Dokter van Osch, van oorsprong afkomstig uit het Brabantse Den Dungen. Vlakbij de kerk opgegroeid in een zorgzaam en betrokken katholiek gezin van zes kinderen; vijf jongens en één meisje. Vanaf de vijfde klas van de lagere school was al duidelijk dat hij huisarts wilde worden. Bij het schrijven van een opstel, gaf hij al aan, pastoor of dokter te willen worden. Het idee van mensen in hun ziel kijken, vooruithelpen en als het kan ook nog eens te genezen, spraken hem als kind al aan. Pastoor werd het toch maar niet, dus had hij nog maar één duidelijk doel voor ogen, om net als zijn oom, huisarts te worden. Zijn middelbare school bracht hij door op gymnasium Bernrode in Heeswijk. Een beetje onlogisch misschien, omdat Beekvliet een stuk dichter bij was. Maar de wortels van zijn familie lagen in Heeswijk, zijn eigen vader ging er naar school en tevens zijn twee ooms, dus was de keuze zo gemaakt. Een fijne tijd beleefde hij daar, waar hij ook zijn vrouw ontmoette. Samen studeerden ze verder in Nijmegen. Dokter van Osch ingeloot voor geneeskunde, ging na zijn studie in dienst en kon hier meteen aan de slag als arts. In die tijd was er voor beginnende artsen weinig werk, maar kon hij in dienst blijven en militair arts worden. Dat deed hij en volgde tegelijkertijd de huisartsenopleiding. Destijds wonend in Boxtel, verhuisde hij samen met zijn vrouw en kind naar Duitsland. Het was één van de weinige landen, waar hij als militair arts ook huisarts kon zijn. In een praktijk in een stadje buiten de kazerne werd hij huisarts. Juist niet voor de mannen, maar voor de vrouwen en kinderen van de beroepsmilitairen. Na hier zo’n drie jaar gewerkt te hebben streek hij in ons Rooise dorp neer, nadat hij getipt werd door dokter Hendriks, die samenwerkte met huisartsenechtpaar Alkemade. Omdat zij stopten kon hij één van hun plekken overnemen. Een lotje uit de loterij, want er waren ondertussen nog zo’n 120 gegadigden meer. Heerlijk vond hij het om weer in Brabant te zijn en hier als dokter aan de slag te kunnen. Samen met dokter van Mil werd de praktijk voortgezet.

“Als huisarts maakte ik hele spannende en précaire dingen mee, zeker hier in Brabant, waar mensen me al snel vertrouwden en daardoor zichzelf open stelden. Het waren soms verbazingwekkende, maar zondermeer allemaal boeiende verhalen.
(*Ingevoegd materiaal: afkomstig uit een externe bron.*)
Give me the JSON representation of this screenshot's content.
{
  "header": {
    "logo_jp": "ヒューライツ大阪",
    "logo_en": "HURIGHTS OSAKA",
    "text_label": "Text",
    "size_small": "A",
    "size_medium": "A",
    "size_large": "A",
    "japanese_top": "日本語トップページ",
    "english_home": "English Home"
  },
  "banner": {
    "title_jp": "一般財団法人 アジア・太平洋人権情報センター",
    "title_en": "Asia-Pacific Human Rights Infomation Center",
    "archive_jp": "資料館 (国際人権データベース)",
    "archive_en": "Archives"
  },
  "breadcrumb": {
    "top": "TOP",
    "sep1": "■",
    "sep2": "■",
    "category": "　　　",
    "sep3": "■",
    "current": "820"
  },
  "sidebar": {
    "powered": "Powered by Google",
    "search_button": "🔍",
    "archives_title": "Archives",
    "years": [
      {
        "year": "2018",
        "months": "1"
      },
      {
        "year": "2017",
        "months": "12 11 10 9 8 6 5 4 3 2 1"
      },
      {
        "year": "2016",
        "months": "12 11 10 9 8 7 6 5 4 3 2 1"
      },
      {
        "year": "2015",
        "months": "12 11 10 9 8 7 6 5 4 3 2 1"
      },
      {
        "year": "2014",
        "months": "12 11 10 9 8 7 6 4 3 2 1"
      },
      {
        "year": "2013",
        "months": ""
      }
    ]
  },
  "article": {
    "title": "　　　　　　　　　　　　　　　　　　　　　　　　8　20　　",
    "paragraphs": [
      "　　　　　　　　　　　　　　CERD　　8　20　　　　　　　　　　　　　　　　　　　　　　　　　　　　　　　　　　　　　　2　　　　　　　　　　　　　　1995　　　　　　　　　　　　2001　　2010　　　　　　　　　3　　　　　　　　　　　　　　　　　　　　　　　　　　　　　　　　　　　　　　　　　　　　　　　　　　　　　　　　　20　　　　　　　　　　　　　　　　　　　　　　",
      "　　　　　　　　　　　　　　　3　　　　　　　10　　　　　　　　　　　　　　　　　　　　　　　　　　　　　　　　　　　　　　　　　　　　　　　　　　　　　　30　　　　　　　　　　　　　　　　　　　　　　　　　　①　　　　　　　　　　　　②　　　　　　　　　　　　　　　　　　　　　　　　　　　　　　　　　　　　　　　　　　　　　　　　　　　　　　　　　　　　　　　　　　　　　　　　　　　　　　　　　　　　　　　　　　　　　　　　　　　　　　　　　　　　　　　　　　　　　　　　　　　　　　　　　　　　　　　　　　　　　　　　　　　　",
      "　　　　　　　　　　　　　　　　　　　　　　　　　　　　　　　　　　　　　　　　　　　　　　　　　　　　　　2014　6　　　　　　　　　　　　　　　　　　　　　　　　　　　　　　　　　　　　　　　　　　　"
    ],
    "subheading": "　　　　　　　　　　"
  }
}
Elk huisje heeft z’n kruisje zeggen ze weleens, maar dat is echt zo. Helaas soms ook grote en verschrikkelijke kruizen. Ik ben nooit met tegenzin naar mijn werk gegaan, omdat ik altijd weer onverwachte dingen hoorde over wat mensen roerde en meegemaakt hadden. Je moet er wel voor openstaan en vooral goed luisteren. Wat ik steeds meer in ging zien, is dat onderlinge verhoudingen tussen mensen, binnen families, ontzettend boeiend kunnen zijn en ook wel zoveel problematiek met zich mee kunnen brengen, dat ik het een uitdaging vond om me hierin te verdiepen. Ik kende op een gegeven moment veel gezinsleden en familieverbanden. Hoe het een leven lang een juk kon zijn voor iemand, hoe mensen zich konden bevrijden van dingen of ermee om konden gaan. Daar kon ik veel in zien.

Op medisch gebied maakte ik hele ernstige dingen mee die veel indruk op me maakten; ernstig zieke kinderen, ongelukken of trauma’s. Die blijven me altijd bij. Vroeger werd ik hier heel snel bij betrokken, tegenwoordig belt iedereen 112. Maar het meest indrukwekkendste blijft het voor mij als jonge mensen iets ernstigs overkomt. Dat is verschrikkelijk. Ik heb moeten leren om de deur achter me dicht te trekken als ik ’s avonds naar huis toe ging. Het helemaal uit mijn gedachte zetten kon ik niet, maar erover reflecteren met anderen, hielp om ermee door te kunnen gaan. Binnen de praktijk heb ik altijd veel steun ervaren van ons team en mijn vrouw heeft ook lang meegewerkt en wist daardoor wat er speelde. Dat is zondermeer een hele grote steun voor mij geweest en nog steeds. Binnen Sint-Oedenrode hebben we tevens een hechte huisartsengroep, waarmee we regelmatig overleggen. We brengen anoniem een casus in die we lastig vinden. Zo kunnen we complexe situaties toch op een veilige manier samen bespreken. Maar soms maakte ik mee dat het zo ontzettend ernstig was, dat ik er toch van wakker lag. Dat is nou éénmaal inherent aan het beroep, anders had ik geen huisarts moeten worden.